Poland, potentially Europe’s number one industrial growth candidate, is currently Europe’s number two coal miner behind Germany. With years of mining operations draining water resources and Poland’s willingness to buck EU policy, the nation is poised to capitalize on not only its abundant agricultural area for biofuels development, but it’s lignite coal reserves are a prime resource for coal to liquids processes. This is where Synfuels Americas/China technology and expertise come into play. Poland’s lignite coal can be converted into liquid fuels like diesel and gasoline. Direct coal liquefaction can directly convert coal into liquid fuels.  Indirect coal liquefaction, such as Fischer-Tropsch, first gasifies the coal into syngas, which is then converted into liquid fuels. A New hybrid process called Stepwise Liquefaction uses the heavy residue produced by direct coal liquefaction as feedstock for the Fischer-Tropsch process.  The energy efficiency of Stepwise Liquefaction is predicted to be as high as 51%.​ With our Step Wise process, we can enable Polish energy producers to efficiently and sustainably produce liquid fuels by capitalizing on the nation’s own assets. This would provide Poland with secure, convenient, low cost fuel to support its economy.

Asia is an energy demand crisis waiting to happen. With difficult access to petroleum resources and booming populations, Asian countries need to begin developing conversion capabilities on a much wider scale. With the rollout of China’s One Belt One Road Initiative (BRI), the requisite level of infrastructure and technology will begin to permeate the region. BRI is a massive trade and infrastructure project that aims to link China — physically and financially — to dozens of economies across Asia, Europe, Africa, and Oceania. Thailand is set to become the pivot nation for BRI as it begins to synergize the Eastern Economic Corridor.

New railways and ports will increase the competition for trade in the areas that they’re built. The exportation of goods from Europe to China aren’t as likely to be positively affected as imported goods from China to Europe, however, the railway connections save ~25-30~ days of travel time for goods that usually are transported by sea. This lowers consumer costs, ultimately frees up more disposable income to be spent elsewhere, fueling economic growth. As the nations along the new Eurasian corridor begin to grow they will need to access secure, low cost, cleaner sources of energy. The syngas industry can deliver on all three of these needs even as European policy continues to be fluid.

Counter to BRI, the United States, Australia and Japan have undertaken a different approach to the Asia-Pacific region. Regardless of any U.S. and Chinese competition, both nations actively engaging economically and diplomatically in the region are positive for its economic development and related energy growth. Recently, the United States announced $133 million for Asian infrastructure spending that would allow the US to export more advanced technology to the region and provide more energy storage resources for the nations of the Asia-Pacific.

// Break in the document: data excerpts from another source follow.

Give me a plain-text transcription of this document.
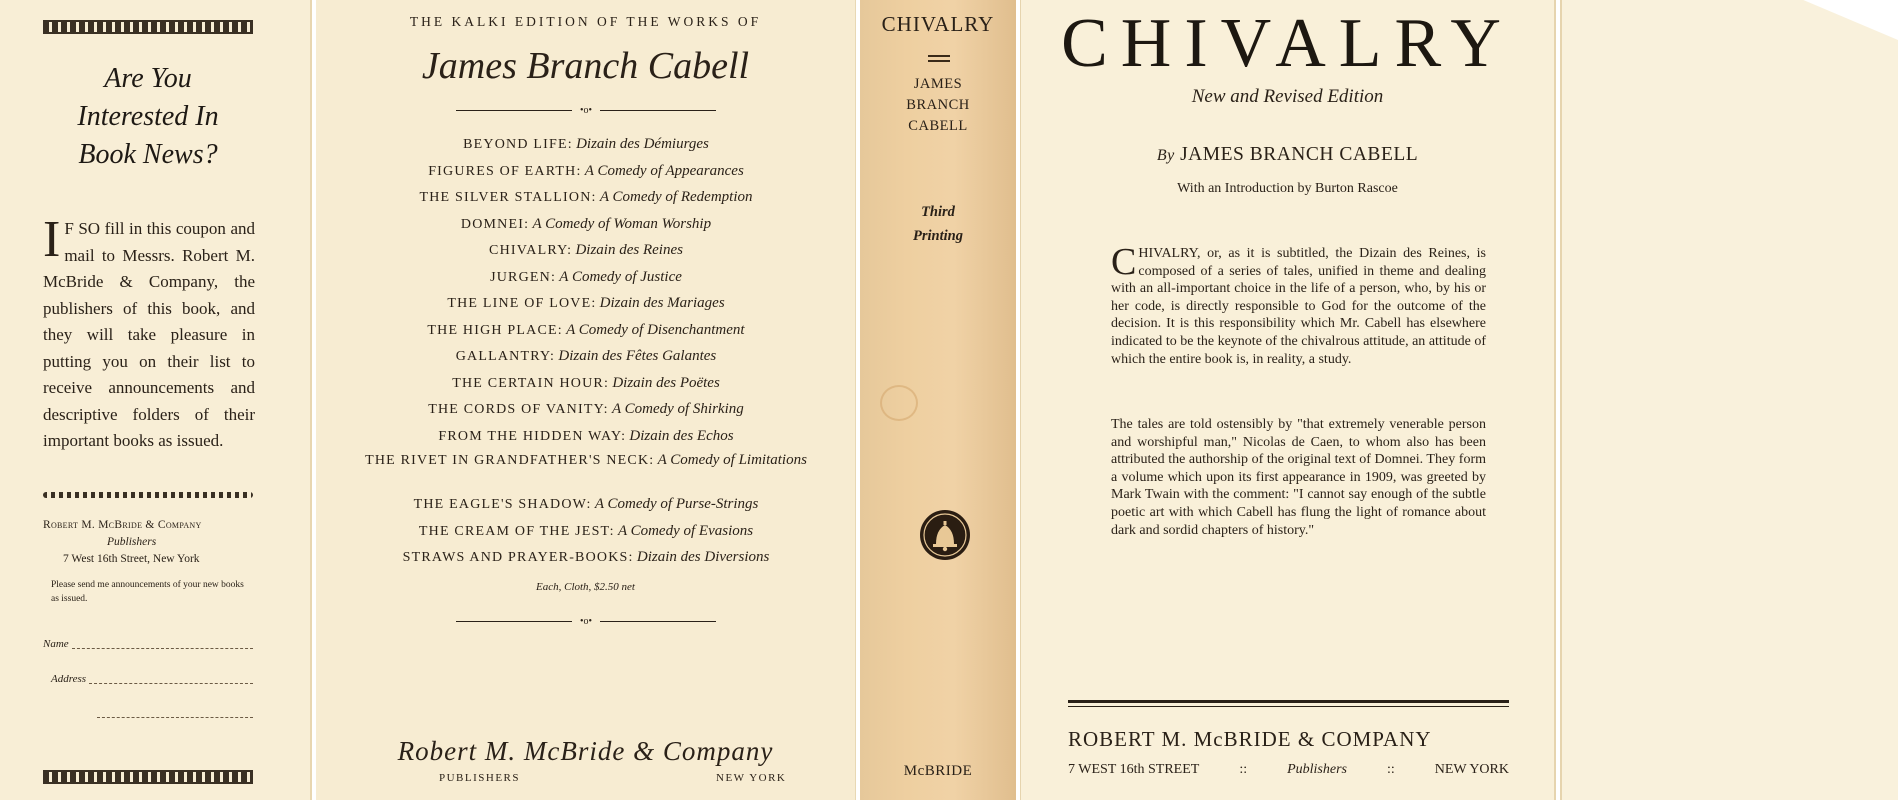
Are You
Interested In
Book News?
I F SO fill in this coupon and mail to Messrs. Robert M. McBride & Company, the publishers of this book, and they will take pleasure in putting you on their list to receive announcements and descriptive folders of their important books as issued.
Robert M. McBride & Company
Publishers
7 West 16th Street, New York
Please send me announcements of your new books as issued.
Name
Address
THE KALKI EDITION OF THE WORKS OF
James Branch Cabell
•o•
BEYOND LIFE: Dizain des Démiurges
FIGURES OF EARTH: A Comedy of Appearances
THE SILVER STALLION: A Comedy of Redemption
DOMNEI: A Comedy of Woman Worship
CHIVALRY: Dizain des Reines
JURGEN: A Comedy of Justice
THE LINE OF LOVE: Dizain des Mariages
THE HIGH PLACE: A Comedy of Disenchantment
GALLANTRY: Dizain des Fêtes Galantes
THE CERTAIN HOUR: Dizain des Poëtes
THE CORDS OF VANITY: A Comedy of Shirking
FROM THE HIDDEN WAY: Dizain des Echos
THE RIVET IN GRANDFATHER'S NECK: A Comedy of Limitations
THE EAGLE'S SHADOW: A Comedy of Purse-Strings
THE CREAM OF THE JEST: A Comedy of Evasions
STRAWS AND PRAYER-BOOKS: Dizain des Diversions
Each, Cloth, $2.50 net
•o•
Robert M. McBride & Company
PUBLISHERS	NEW YORK
CHIVALRY
JAMES
BRANCH
CABELL
Third
Printing
McBRIDE
CHIVALRY
New and Revised Edition
By JAMES BRANCH CABELL
With an Introduction by Burton Rascoe
CHIVALRY, or, as it is subtitled, the Dizain des Reines, is composed of a series of tales, unified in theme and dealing with an all-important choice in the life of a person, who, by his or her code, is directly responsible to God for the outcome of the decision. It is this responsibility which Mr. Cabell has elsewhere indicated to be the keynote of the chivalrous attitude, an attitude of which the entire book is, in reality, a study.
The tales are told ostensibly by "that extremely venerable person and worshipful man," Nicolas de Caen, to whom also has been attributed the authorship of the original text of Domnei. They form a volume which upon its first appearance in 1909, was greeted by Mark Twain with the comment: "I cannot say enough of the subtle poetic art with which Cabell has flung the light of romance about dark and sordid chapters of history."
ROBERT M. McBRIDE & COMPANY
7 WEST 16th STREET	::	Publishers	::	NEW YORK
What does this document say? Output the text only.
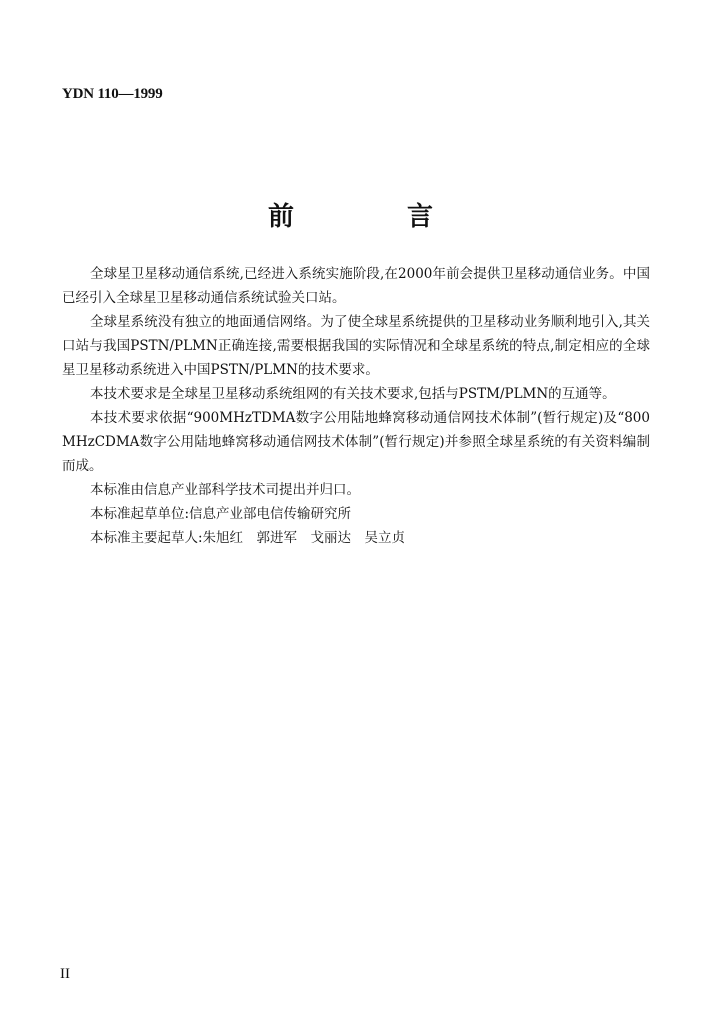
YDN 110—1999
前 言

全球星卫星移动通信系统,已经进入系统实施阶段,在2000年前会提供卫星移动通信业务。中国已经引入全球星卫星移动通信系统试验关口站。

全球星系统没有独立的地面通信网络。为了使全球星系统提供的卫星移动业务顺利地引入,其关口站与我国PSTN/PLMN正确连接,需要根据我国的实际情况和全球星系统的特点,制定相应的全球星卫星移动系统进入中国PSTN/PLMN的技术要求。

本技术要求是全球星卫星移动系统组网的有关技术要求,包括与PSTM/PLMN的互通等。

本技术要求依据“900MHzTDMA数字公用陆地蜂窝移动通信网技术体制”(暂行规定)及“800MHzCDMA数字公用陆地蜂窝移动通信网技术体制”(暂行规定)并参照全球星系统的有关资料编制而成。

本标准由信息产业部科学技术司提出并归口。

本标准起草单位:信息产业部电信传输研究所

本标准主要起草人:朱旭红　郭进军　戈丽达　吴立贞

II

In early October, to support US national security, and our economic and political dominance; a new agency was formed. “The United States International Development Finance Corporation “was created and given the authority to provide $60 billion in loans, loan guarantees and insurance to encourage US companies to invest in foreign infrastructure projects in developing nations such as Africa, Asia and the America’s.

With such high levels of investment coming from a diversified collection of investors the options available to the developing nations of Asia are at the precipice of major economic growth and energy demand.

There are many future opportunities emerging for the syngas industry. GTL is now recommended by several reputable institutions, such as MIT, Penn State and the University of Sydney, as the optimal method to monetize stranded gas deemed uneconomical for traditional extraction projects. EU biofuel growth will continue to improve with a stable regulatory framework, creating new opportunities for Fischer Tropsch and syngas in the EU as Chinese CTL plants increase their scale and reduce their environmental footprint.